Of course. “Yeah. I get it.”
“Thank
you.” Lionna stepped back, and the halo expanded to catch her.
Pontoval
twisted his head to look at me. “Tommm! Tommm?”
I
waved. “Bye, Ponto. So long.”
He
waved back. “Soo looong . . .”
The
halo collapsed, taking Pontoval and Lionna out of our world and back to their
own.
Kate
dropped into a chair as the monitor went dark. I set the Taser on the counter
and looked at Rachel.
The
sword lay at her feet. “He was cute.”
“Yeah.”
At least he was safe.
“At
least they didn’t destroy another computer.” Kate tapped the keyboard and began
uninstalling Glendon’s program from the hard drive. “I’ll help you take this
back when I’m finished.”
“Thanks for your help.” I looked at the images rolling across the computer screen.
“Sorry about your boss.”
“Yeah.”
Kate rubbed her forehead. “Does your other client need any IT help? I may be
looking for another job right away.”
My
fault.
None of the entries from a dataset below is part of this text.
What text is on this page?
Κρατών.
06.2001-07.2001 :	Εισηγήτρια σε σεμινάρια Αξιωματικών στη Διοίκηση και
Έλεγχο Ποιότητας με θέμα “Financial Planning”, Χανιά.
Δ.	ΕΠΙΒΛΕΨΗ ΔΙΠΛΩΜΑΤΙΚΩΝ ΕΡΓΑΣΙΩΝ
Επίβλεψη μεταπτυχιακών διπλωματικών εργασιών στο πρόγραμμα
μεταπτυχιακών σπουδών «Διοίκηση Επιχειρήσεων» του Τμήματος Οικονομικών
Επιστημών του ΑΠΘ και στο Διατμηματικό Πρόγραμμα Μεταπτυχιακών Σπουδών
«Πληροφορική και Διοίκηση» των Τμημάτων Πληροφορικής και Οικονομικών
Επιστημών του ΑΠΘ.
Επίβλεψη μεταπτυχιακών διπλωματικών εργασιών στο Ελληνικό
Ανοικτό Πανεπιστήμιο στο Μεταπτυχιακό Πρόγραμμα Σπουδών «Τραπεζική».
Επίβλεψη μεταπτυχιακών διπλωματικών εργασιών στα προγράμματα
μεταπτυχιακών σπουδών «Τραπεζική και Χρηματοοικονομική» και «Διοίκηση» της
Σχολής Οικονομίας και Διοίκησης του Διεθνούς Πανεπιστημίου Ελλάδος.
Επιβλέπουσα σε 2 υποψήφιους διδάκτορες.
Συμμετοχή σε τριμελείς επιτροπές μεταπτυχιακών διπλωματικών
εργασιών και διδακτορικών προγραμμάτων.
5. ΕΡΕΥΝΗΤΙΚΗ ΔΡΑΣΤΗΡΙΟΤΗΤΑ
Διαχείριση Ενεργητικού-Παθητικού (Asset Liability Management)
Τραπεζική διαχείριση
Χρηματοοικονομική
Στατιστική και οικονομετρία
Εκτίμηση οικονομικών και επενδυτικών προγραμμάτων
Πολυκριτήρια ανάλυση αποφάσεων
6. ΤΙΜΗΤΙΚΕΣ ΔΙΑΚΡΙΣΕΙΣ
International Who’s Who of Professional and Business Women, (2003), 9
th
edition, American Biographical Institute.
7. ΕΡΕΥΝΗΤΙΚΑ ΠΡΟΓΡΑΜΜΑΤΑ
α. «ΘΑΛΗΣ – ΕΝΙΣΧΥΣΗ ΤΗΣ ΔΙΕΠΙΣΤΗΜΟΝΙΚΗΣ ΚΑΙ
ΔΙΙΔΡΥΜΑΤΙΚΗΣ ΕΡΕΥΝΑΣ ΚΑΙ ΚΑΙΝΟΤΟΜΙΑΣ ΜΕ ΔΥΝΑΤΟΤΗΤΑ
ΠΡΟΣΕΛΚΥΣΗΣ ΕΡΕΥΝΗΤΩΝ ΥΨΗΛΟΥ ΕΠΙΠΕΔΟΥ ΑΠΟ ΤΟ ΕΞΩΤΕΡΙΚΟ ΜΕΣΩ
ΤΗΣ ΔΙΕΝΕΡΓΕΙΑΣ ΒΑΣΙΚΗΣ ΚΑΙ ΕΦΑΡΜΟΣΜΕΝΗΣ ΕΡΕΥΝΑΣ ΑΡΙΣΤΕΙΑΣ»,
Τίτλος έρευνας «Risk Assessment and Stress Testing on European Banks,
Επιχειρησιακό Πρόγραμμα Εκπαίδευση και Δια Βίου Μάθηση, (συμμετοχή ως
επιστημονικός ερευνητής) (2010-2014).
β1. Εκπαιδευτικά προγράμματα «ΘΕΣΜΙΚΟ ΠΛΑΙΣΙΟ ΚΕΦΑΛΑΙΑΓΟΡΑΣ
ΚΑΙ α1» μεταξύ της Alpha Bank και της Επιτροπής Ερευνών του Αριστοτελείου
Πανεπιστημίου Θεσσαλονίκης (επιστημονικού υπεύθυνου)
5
At least partly. “Lauren Moore needs someone to take over Clark’s
project. I’ll give her a call.”
“Let
me finish this first.” She stabbed at the keys, her eyes fuzzy. “Just give me a
few minutes.”
Rachel
picked up the sword, and I followed her to the bedroom with the Taser. We
stowed the weapons safely away.
“I
didn’t think I’d miss him.” I rolled up the sheet I’d used to protect my floor.
Rachel
patted my shoulder. “We could get a cat. Or maybe some fish. Or a Chia pet.”
We?
I shook my head. “Right now I’d settle for some Chinese food.”
“Good.
I was joking about the cat.” But she kissed my cheek. “I’ll find the menu.”